Sleeve gastrectomy: The stomach is reduced to about 15% of its original size, by surgically removing a large portion of the stomach, along the major curve. This is laparoscopic procedure and cannot be reversed. The incised edges are stapled or sutured together leaving the stomach shaped like a tube or banana or sleeve. This procedure can be used for persons with a high BMI. Significant weight loss is seen within the first year in most persons who undergo this procedure.
Intragastric balloon: A deflated balloon is placed into the stomach and then it is filled to occupy some of the gastric space. This balloon can be left inside for 6 months, within which period significant weight loss is seen. This procedure is sometime used prior to other bariatric procedures for initial weight loss. This procedure can also be done on several occasions.
Gastric placation: This is similar to the gastric sleeve procedure. In this procedure, the stomach lining is folded in several places to reduce the gastric size. This enables the person to feel fuller faster. It is a minimally invasive surgical technique and has produced significant results in most people who underwent it.
Mixed procedures use malabsorptive and restrictive procedures in combination.

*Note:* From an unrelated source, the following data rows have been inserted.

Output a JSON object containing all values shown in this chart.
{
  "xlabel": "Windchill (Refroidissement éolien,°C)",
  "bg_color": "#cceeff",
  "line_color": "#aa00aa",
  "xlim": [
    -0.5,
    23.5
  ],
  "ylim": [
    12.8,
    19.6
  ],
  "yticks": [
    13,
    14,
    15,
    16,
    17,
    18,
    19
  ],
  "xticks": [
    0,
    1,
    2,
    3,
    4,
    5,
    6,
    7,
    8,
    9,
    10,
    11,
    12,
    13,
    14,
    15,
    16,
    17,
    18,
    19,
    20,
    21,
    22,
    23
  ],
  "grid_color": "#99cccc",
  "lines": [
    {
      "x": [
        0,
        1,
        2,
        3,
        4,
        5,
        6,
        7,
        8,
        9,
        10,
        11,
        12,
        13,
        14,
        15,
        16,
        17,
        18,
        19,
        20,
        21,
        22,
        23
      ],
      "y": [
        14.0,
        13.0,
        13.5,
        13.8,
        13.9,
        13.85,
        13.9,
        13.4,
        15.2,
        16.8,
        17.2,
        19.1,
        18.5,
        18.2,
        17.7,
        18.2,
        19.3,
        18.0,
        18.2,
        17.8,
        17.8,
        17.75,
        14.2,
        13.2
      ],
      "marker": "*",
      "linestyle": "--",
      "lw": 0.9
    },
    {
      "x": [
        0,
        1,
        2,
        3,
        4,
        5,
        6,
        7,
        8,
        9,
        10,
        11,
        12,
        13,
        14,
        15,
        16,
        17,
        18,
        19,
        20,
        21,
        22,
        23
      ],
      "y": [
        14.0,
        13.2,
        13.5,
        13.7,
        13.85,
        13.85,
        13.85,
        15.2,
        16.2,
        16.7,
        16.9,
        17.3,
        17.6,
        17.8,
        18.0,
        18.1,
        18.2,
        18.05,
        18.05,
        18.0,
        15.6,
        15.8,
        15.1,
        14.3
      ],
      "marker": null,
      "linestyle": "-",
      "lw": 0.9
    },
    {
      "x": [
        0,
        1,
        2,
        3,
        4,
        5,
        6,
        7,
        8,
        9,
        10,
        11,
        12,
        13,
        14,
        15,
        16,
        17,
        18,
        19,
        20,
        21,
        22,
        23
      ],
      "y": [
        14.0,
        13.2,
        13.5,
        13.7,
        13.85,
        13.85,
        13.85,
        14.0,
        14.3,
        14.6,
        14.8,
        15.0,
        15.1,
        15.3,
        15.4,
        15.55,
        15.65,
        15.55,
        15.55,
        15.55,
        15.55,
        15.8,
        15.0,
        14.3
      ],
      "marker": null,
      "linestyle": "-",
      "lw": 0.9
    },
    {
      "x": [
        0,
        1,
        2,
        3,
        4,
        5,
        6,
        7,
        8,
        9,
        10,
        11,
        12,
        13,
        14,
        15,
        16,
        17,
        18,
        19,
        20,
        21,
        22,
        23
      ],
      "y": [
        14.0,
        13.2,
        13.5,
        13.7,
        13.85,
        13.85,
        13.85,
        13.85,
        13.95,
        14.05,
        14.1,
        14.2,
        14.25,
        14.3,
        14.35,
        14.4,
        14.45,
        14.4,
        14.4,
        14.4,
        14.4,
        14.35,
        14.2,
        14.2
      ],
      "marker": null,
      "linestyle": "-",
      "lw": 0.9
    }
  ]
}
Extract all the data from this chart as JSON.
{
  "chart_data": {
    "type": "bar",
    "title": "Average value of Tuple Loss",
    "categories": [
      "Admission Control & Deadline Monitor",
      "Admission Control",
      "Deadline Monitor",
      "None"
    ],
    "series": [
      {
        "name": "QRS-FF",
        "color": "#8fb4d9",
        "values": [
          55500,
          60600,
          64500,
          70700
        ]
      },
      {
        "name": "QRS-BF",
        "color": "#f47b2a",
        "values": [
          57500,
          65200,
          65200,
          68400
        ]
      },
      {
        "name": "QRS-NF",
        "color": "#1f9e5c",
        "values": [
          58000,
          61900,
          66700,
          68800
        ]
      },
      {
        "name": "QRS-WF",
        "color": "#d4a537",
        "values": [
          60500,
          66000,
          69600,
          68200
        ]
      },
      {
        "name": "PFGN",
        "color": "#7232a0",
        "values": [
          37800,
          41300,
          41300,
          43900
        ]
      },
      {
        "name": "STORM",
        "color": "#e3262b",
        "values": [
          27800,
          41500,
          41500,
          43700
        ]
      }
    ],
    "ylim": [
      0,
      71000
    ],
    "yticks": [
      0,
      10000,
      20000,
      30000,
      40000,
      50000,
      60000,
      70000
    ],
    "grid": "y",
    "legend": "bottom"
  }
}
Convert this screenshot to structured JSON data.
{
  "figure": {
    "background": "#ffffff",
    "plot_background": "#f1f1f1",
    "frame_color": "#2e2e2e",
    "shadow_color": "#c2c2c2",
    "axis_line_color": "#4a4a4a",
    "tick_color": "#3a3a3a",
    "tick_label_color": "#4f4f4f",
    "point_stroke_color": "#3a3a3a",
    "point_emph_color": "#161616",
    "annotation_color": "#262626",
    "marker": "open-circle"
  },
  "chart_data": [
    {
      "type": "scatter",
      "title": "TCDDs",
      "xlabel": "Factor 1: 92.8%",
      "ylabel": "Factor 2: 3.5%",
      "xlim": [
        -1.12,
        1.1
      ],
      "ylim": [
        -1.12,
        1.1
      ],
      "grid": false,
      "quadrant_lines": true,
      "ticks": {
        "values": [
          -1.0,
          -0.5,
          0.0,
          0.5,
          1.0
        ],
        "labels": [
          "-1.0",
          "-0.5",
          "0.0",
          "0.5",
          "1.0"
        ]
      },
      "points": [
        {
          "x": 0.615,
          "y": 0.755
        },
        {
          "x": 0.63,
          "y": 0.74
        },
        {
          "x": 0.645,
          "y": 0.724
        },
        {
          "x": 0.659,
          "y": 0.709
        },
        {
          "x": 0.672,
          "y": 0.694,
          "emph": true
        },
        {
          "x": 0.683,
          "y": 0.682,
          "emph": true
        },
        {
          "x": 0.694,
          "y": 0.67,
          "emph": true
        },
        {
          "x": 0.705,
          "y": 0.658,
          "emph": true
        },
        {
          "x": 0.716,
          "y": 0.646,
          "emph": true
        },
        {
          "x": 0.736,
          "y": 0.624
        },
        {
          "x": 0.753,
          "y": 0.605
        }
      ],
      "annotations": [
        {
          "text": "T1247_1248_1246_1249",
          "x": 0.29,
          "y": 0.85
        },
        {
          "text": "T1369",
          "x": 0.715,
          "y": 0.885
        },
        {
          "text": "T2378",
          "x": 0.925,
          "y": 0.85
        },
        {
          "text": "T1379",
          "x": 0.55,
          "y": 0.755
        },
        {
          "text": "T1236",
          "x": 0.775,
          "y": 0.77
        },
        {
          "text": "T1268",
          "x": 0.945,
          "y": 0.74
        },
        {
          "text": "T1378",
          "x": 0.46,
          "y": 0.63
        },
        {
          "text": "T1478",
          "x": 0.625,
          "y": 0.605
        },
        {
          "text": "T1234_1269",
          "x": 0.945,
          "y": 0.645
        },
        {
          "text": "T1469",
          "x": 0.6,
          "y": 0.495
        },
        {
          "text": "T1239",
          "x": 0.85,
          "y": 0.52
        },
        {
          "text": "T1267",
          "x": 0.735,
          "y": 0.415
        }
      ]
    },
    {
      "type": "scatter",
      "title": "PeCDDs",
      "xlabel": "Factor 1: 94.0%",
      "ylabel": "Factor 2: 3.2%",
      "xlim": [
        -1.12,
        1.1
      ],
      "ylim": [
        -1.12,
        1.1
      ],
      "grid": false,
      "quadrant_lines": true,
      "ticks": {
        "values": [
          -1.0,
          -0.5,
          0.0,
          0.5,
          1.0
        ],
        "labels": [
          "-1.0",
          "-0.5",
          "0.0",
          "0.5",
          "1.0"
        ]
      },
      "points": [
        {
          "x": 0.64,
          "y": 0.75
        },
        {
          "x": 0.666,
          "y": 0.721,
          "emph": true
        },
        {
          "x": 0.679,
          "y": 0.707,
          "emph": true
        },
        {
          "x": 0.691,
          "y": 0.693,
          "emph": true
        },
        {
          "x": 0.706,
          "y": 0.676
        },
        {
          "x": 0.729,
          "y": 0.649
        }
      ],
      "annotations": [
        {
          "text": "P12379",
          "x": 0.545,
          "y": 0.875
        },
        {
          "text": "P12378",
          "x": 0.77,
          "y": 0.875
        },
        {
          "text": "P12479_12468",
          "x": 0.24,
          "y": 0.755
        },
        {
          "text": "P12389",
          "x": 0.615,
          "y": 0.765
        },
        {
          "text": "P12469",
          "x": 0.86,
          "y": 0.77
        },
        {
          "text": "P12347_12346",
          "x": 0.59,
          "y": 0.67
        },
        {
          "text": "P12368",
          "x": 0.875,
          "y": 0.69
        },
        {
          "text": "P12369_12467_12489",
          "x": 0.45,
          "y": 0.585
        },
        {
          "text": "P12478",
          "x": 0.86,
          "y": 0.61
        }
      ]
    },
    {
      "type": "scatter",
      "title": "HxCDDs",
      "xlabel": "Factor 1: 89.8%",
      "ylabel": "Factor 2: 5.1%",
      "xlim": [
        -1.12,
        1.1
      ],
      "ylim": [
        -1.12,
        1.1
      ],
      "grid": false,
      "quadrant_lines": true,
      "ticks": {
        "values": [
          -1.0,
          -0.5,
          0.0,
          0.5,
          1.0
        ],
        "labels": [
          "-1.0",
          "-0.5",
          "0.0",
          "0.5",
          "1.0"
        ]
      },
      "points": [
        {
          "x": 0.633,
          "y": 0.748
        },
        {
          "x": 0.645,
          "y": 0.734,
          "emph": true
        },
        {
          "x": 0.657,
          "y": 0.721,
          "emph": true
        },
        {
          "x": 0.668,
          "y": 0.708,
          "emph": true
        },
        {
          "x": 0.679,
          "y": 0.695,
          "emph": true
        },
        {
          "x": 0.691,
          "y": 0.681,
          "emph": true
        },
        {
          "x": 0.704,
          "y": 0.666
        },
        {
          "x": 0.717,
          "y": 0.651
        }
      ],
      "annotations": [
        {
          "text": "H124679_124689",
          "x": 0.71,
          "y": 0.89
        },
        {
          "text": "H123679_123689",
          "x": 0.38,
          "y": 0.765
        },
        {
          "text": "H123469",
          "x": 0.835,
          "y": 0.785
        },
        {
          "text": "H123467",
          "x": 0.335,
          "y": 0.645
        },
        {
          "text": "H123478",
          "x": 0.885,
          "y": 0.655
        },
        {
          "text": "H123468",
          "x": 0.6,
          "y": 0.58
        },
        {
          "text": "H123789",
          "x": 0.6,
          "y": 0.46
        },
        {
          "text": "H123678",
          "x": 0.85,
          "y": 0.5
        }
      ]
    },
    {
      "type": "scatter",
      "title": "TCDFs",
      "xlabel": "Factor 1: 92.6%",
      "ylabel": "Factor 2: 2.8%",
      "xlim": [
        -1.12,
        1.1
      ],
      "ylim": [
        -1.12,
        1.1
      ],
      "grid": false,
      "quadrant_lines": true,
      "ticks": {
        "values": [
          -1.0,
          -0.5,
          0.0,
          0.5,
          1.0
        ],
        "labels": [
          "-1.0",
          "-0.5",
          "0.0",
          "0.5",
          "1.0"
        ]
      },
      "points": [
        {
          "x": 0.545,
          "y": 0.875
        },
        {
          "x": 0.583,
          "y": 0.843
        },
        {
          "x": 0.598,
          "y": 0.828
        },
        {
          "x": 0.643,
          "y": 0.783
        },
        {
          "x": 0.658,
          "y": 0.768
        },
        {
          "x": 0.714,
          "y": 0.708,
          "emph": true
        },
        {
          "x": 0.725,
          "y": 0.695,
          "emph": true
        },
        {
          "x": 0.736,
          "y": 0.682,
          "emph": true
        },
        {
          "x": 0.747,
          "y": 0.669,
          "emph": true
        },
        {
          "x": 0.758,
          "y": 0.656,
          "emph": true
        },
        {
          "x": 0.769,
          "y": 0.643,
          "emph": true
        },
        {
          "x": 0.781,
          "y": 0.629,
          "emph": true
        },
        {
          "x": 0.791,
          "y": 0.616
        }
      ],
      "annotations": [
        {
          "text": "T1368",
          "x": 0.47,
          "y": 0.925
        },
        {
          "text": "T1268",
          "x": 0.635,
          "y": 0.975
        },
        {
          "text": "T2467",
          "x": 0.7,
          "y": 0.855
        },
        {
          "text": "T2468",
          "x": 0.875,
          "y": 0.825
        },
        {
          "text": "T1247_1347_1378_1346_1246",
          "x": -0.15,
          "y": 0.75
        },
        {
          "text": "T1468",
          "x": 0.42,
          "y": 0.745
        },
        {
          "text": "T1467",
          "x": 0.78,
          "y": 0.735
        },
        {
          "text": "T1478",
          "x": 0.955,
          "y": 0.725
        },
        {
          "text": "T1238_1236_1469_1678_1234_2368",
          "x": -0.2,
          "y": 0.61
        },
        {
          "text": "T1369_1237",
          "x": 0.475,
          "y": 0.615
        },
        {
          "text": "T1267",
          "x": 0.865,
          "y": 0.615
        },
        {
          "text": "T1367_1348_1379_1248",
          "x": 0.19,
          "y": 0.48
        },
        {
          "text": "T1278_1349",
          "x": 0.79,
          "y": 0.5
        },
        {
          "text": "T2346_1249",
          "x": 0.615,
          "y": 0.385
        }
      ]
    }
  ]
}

Gastric bypass surgery: Roux-en-Y procedure is the most common type. A stomach pouch is created out of a portion of the stomach and it is attached directly to the small intestine. This way food bypasses a large part of the stomach and duodenum. This will restrict the amount of food the person takes, resulting in weight loss. However, a strict healthy pattern of eating should be maintained.
Sleeve gastrectomy with duodenal switch: This procedure combines two others, the gastric sleeve method and includes and duodenal switch. First, the stomach along the major curve is resected, forming a gastric sleeve, restricting the amount of food that can be taken. Next, intestines are rearranged to bypass a significant part, resulting in malabsorption. This procedure is irreversible.
Implantable gastric stimulation: A device, called neurostimulator, similar to a pacemaker for the heart, is implanted in right side of the abdomen. It will send mild electrical pulses to nerves and muscles of the stomach. The purpose of this activity is to stimulate the enteric nervous system which is interpreted by the brain to create a sense of fullness. This procedure is being studied and its efficacy is still to be determined.
Food intake after bariatric surgery
Depending on the procedure undergone by the individual, they are recommended appropriate diets with or without supplementation. Immediately after surgery, patients are put on a liquid diet broth, juices or gelatine based puddings, till the gastric tract has healed. Once, recovered, a diet usually low in carbohydrates and high in protein is recommended. This is partially because carbohydrate foods can increase weight and partially because only a small amount of food can be eaten at a time. Therefore, although small, a protein rich portion will provide more and sustained energy than a starchy portion. A diet low in sugar, fat and alcohol is recommended.
Patients have trouble drinking significant amounts of water at a time since gastric volume may not allow for that. Repetitive sips of sugar-free drinks can help the patient stay away from dehydration.
Results of surgery
The number one result is, of course, weight loss. And this varies from procedure to procedure. However, revolving around this weight loss are other results. Some of the co-morbidities of obesity and overweight are reduced. Effects of cardiovascular risks, diabetes, metabolic disorders, etc. are lesser. Psychological health also undergoes a significant positive change. Changing body image, better health and general wellness contribute to the patient’s mental health.